Marcel et Amar sont amis, tous les deux très âgés, et vivent dans des mansardes mitoyennes sous les combles. Leur existence est réglée comme du papier à  musique, de la fréquentation de la piscine chaque lundi – plus pour se laver que pour se baigner – à  celle du café du coin où Thérèse leur sert une portion de spaghettis bolognaise, avec rab conséquent de parmesan pour Marcel. Mais, lorsque Amar annonce sa décision de retourner au pays, que Bruno, le voisin drogué meurt d’une overdose, que le café où sert Thérèse est mis en vente, l’univers de Marcel se rétrécit. Commencé dans un été caniculaire, Les Toits de Paris se poursuit sous les orages et les bourrasques, comme si la météo se mettait au diapason du déclin de Marcel. Confronté à  sa solitude égayée par les visites de Thérèse et de Julie, la petite amie de Bruno, Marcel se recroqueville de plus en plus, courbant l’échine et promenant un regard hébété à  la limite de l’égarement.

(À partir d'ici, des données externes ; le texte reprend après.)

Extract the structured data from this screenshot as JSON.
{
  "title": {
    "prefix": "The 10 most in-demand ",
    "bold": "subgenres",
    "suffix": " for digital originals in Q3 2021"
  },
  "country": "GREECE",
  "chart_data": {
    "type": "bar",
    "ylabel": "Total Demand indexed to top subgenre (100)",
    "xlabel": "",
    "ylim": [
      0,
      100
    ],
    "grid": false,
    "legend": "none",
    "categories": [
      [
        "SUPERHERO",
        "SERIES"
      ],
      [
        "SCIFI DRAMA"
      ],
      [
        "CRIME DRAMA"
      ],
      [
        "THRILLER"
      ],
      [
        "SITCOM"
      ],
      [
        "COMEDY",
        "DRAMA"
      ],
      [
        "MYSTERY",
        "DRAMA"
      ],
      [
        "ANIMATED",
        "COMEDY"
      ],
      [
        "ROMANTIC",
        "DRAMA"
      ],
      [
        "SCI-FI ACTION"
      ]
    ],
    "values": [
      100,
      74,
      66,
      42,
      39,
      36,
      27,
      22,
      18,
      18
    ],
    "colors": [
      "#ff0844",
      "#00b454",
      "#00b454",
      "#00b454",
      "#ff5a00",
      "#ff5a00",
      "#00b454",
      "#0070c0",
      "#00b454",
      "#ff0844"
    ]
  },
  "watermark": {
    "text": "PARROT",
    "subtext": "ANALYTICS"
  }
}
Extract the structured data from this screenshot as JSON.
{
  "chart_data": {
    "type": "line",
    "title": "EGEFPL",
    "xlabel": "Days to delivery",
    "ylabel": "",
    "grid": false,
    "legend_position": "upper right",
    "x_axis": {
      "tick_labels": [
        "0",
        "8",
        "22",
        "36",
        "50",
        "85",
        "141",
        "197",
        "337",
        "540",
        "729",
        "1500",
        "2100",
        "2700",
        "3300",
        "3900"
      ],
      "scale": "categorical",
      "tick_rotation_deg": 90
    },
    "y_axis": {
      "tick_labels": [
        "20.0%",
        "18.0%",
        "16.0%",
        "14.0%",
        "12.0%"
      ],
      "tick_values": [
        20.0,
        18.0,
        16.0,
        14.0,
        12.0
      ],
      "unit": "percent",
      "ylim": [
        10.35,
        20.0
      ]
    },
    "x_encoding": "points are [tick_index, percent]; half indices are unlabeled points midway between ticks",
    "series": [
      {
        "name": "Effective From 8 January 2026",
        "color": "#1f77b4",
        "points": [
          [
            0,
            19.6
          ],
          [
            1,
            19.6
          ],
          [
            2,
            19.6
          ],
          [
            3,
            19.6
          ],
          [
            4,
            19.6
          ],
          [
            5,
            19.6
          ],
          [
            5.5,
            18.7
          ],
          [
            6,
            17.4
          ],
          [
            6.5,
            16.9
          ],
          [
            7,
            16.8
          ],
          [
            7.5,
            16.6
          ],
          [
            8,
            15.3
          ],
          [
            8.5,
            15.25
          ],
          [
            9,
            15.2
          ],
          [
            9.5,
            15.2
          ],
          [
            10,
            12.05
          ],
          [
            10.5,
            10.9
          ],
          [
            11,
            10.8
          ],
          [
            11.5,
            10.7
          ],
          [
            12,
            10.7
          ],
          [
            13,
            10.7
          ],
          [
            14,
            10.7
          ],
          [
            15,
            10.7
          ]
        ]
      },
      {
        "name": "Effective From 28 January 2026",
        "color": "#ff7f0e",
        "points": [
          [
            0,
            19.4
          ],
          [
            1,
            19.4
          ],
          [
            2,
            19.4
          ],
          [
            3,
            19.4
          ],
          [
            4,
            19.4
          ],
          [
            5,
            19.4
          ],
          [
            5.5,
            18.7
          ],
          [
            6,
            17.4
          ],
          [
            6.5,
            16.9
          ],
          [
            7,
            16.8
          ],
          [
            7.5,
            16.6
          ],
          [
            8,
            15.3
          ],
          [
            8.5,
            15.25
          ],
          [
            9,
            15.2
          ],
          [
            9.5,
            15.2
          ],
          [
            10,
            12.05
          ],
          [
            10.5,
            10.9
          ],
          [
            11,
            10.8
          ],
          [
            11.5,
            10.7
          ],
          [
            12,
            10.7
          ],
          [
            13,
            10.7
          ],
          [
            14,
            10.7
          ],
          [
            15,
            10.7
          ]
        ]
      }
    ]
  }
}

Aussi éloigné de la sociologie que du pamphlet, Hiner Saleem construit un superbe poème cinématographique jouant sur l’émotion à  fleur de peau. Très avare en dialogues, la communication passe essentiellement par les regards avant que l’expression de Marcel se résume à  une succession de plaintes et de gémissements. L’enfilade des chambres de bonnes – déjà  en piteux état sous le soleil estival – se transforme en une sorte de vaisseau fantôme dans lequel Marcel recouvert d’une longue cape noire erre comme un Nosferatu en fin de vie.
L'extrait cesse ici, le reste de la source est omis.